Timothy Neve (1694 – 3 February 1757) was an English divine and antiquarian.

==Biography==
Neve was born at Wotton, in the parish of Stanton-Lacy, near Ludlow, Shropshire, in 1694. He was the son of Paul Neve, bailiff of the same place, and was educated at Ludlow school. He was admitted sizar of St. John's College, Cambridge, 10 November 1711, under Goodwyn, and graduated B.A. in 1714. In 1716, he became master of the free grammar school at Spalding, Lincolnshire. He performed service in some capacity in Spalding parish church, and was in 1718 admitted a member of the Gentleman's Society of Spalding, of which he acted as librarian. To this society he communicated several papers, including, in 1727, essays on the invention of printing and our first printers, and on Bishop Kennett's donation of books to Peterborough Cathedral. Leaving Spalding about 1729, when a successor at the school was appointed, he moved to Peterborough, where he was minor canon from 24 March 1728–9 till 1745. While there he was secretary and joint founder, along with Joseph Sparke, the registrar of Peterborough, of the Gentleman's Society, founded on the lines of the Spalding society.

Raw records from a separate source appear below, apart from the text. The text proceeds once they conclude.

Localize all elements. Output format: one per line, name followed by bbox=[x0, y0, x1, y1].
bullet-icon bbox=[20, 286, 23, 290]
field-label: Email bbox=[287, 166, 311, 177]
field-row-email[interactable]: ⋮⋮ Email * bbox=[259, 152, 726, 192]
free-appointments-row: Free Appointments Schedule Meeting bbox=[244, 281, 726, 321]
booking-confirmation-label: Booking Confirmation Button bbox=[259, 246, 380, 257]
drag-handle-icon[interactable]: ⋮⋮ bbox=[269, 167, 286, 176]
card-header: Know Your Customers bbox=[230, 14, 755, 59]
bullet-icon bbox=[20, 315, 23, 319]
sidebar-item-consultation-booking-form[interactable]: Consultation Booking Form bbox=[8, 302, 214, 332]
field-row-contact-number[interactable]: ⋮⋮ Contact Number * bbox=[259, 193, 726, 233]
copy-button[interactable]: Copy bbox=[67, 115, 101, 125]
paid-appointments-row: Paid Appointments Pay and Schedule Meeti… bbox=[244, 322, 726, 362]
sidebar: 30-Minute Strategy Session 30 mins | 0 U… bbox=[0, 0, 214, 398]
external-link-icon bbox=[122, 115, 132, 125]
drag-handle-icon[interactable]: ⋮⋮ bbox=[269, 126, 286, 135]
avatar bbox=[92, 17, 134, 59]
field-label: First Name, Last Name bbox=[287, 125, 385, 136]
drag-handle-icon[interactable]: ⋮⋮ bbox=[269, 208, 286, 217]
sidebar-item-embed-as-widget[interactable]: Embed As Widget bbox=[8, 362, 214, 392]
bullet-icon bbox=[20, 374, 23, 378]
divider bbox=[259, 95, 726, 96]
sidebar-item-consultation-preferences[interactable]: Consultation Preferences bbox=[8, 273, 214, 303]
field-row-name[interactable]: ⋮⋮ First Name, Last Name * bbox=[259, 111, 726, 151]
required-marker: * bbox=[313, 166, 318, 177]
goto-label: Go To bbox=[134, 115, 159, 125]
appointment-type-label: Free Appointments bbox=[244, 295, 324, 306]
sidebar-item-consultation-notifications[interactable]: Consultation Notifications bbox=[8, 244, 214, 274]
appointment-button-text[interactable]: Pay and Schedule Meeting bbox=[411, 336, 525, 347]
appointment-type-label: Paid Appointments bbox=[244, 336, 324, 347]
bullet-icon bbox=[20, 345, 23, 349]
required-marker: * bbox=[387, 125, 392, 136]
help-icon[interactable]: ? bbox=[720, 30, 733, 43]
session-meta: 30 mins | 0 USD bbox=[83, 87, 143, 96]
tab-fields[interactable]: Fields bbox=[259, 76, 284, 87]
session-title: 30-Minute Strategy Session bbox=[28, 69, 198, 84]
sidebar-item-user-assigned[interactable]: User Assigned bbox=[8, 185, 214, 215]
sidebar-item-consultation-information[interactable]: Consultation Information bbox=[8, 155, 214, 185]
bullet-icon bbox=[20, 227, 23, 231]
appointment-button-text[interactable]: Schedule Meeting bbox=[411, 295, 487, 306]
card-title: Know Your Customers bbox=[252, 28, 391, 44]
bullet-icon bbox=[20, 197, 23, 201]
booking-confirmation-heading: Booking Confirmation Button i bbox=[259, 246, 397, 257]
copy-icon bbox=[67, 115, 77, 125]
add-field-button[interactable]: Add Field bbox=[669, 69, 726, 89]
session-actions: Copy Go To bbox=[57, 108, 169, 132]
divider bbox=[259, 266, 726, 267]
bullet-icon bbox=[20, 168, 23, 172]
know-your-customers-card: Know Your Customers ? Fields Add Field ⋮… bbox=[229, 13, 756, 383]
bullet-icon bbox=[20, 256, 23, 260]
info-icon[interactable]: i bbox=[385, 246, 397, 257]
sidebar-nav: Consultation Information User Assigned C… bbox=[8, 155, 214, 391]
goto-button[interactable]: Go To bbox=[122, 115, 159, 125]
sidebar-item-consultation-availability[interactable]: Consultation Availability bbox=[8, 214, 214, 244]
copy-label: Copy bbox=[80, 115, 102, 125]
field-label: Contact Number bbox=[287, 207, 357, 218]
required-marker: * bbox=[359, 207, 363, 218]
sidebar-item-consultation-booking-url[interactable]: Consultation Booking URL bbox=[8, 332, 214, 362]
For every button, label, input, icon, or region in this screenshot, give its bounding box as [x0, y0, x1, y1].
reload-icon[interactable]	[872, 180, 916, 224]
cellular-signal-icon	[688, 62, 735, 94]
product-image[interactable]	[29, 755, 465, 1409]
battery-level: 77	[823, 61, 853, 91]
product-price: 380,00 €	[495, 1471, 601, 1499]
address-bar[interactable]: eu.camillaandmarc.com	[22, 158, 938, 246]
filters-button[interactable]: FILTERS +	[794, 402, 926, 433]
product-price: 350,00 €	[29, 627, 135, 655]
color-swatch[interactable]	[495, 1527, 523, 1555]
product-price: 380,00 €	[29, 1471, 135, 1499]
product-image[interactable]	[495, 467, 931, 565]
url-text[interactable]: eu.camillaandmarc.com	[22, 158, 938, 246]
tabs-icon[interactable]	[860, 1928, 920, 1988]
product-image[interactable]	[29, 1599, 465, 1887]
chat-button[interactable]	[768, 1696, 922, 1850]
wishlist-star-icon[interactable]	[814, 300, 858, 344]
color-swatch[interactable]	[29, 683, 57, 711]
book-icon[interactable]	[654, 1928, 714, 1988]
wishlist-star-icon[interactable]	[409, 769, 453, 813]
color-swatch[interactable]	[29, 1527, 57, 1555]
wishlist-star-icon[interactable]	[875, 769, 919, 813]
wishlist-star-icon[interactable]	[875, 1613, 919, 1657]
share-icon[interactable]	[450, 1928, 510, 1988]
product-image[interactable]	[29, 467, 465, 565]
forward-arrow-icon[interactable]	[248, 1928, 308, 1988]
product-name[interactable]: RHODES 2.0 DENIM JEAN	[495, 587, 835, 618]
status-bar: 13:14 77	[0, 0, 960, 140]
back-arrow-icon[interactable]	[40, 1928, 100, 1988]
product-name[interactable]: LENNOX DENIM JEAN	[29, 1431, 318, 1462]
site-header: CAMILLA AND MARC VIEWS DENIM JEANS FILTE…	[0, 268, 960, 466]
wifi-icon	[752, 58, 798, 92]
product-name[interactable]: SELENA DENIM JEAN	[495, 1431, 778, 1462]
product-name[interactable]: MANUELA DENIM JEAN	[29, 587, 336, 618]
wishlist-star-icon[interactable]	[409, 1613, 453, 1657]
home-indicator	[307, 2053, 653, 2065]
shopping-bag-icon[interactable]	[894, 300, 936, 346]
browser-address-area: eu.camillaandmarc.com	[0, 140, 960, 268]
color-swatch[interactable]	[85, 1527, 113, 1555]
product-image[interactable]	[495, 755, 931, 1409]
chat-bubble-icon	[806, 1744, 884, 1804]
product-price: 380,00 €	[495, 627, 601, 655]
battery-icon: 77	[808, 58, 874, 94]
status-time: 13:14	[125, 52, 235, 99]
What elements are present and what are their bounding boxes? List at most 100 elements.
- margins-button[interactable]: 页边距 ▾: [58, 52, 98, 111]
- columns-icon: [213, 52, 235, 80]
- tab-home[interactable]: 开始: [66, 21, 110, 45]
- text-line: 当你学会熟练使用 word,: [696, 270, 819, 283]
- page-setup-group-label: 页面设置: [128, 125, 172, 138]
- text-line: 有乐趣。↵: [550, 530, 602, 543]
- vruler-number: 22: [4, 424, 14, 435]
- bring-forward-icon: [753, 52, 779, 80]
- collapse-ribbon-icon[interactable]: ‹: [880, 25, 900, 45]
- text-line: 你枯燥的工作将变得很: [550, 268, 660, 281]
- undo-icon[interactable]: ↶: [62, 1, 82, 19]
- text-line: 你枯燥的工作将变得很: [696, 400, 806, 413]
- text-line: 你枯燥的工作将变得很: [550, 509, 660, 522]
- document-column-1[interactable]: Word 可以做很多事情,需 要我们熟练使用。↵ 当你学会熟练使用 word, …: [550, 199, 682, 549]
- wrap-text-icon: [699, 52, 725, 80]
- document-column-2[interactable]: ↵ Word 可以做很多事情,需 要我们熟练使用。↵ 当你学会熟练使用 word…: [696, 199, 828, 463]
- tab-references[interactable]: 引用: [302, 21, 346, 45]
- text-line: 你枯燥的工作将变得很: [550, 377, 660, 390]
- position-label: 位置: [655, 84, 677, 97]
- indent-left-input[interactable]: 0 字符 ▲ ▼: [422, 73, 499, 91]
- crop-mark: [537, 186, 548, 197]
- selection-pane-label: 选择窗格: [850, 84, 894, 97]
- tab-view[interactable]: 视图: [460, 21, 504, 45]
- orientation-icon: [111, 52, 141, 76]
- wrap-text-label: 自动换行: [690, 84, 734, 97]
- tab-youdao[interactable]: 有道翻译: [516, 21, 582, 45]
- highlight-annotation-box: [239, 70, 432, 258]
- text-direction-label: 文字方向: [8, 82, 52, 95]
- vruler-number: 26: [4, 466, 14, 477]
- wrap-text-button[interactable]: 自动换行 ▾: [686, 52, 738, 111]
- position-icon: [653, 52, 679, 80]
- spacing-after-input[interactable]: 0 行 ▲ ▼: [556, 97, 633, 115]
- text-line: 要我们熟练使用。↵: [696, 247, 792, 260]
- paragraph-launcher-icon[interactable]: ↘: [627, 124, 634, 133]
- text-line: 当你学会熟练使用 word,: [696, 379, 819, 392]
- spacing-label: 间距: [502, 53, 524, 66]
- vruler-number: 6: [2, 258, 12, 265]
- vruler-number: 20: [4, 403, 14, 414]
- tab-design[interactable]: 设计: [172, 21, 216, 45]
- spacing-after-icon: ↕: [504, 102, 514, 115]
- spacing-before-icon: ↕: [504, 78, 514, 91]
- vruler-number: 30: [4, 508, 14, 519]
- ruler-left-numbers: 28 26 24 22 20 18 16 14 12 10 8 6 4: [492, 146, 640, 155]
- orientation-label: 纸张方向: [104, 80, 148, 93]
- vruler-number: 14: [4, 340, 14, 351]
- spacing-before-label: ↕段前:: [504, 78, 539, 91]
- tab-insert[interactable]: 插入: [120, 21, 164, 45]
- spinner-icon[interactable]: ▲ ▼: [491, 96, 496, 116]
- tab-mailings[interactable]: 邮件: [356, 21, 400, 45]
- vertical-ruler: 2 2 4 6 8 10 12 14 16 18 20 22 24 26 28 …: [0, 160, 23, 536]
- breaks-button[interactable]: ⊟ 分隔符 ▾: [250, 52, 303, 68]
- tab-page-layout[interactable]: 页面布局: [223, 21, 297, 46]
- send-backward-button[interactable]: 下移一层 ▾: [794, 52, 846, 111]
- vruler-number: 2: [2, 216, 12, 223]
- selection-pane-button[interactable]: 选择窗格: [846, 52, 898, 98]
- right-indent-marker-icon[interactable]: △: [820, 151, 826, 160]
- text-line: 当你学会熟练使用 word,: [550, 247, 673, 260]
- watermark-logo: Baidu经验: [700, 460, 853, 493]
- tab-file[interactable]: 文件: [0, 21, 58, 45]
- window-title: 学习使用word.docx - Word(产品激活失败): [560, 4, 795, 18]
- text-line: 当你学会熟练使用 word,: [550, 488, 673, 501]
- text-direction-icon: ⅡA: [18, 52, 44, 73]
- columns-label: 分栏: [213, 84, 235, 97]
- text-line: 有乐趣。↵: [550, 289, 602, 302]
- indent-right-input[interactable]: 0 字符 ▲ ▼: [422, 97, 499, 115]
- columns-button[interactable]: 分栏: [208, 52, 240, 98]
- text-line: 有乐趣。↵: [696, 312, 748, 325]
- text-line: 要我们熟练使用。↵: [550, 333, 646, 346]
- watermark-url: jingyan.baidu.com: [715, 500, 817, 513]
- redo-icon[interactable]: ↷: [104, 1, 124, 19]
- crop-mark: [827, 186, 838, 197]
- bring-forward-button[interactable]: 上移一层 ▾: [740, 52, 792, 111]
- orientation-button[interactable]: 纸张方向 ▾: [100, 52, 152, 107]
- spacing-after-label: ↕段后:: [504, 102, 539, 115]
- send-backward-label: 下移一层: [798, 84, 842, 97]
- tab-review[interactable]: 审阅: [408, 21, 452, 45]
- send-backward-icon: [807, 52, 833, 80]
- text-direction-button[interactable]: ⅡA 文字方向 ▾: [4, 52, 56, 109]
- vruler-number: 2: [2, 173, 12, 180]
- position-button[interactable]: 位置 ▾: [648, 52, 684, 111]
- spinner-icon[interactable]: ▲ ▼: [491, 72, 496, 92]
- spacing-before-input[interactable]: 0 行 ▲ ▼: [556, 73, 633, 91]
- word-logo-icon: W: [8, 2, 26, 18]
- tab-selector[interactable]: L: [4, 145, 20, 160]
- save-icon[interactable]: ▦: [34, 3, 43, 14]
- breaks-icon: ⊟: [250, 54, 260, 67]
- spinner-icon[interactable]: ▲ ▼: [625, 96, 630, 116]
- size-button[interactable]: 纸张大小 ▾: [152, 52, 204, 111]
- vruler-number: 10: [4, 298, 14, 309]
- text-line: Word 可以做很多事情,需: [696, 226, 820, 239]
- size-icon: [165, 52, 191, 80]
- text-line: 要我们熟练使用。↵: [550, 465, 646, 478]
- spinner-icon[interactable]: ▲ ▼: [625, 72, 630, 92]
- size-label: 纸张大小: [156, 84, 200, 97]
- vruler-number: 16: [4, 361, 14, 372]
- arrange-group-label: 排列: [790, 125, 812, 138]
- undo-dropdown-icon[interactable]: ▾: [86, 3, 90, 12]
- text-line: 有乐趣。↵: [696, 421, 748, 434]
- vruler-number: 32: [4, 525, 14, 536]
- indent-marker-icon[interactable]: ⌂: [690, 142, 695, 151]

He was chaplain to Dr. Thomas, bishop of Lincoln, and by him nominated prebendary of Lincoln, first of the North Kelsey stall (1744–8), then of Nassington stall (1747–57). On 28 March 1747, he was also collated archdeacon of Huntingdon. For twenty-eight years (1729–57) he was rector of Alwalton, Huntingdonshire, a living attached to his Lincoln prebend. He died there on 3 February 1757, and was buried in Alwalton Church, in the north transept of which is an epitaph to his memory.

By his first wife (married 1722, died 1728) he had four children, of whom two were surviving in 1741—a son, Timothy [q. v.], and a daughter, subsequently married to a Mr. Davies (Nichols, Lit. Anecd. vi. 136). His second wife, whom he married on 26 February 1750, was Christina, daughter of the Rev. Mr. Greene of Drinkstone, Bury St. Edmunds, and sister to Lady Danvers of Rushbrooke, Suffolk.

Watt attributes to him ‘Observations of 2 Parhelia, or Mock Suns, seen 30 December 1735, and of an Aurora Borealis seen 11 December 1735, (Phil. Trans. Abridg. vii. 134, 1751); also on an ‘Aurora Borealis seen in 1741’ (ib. p. 526).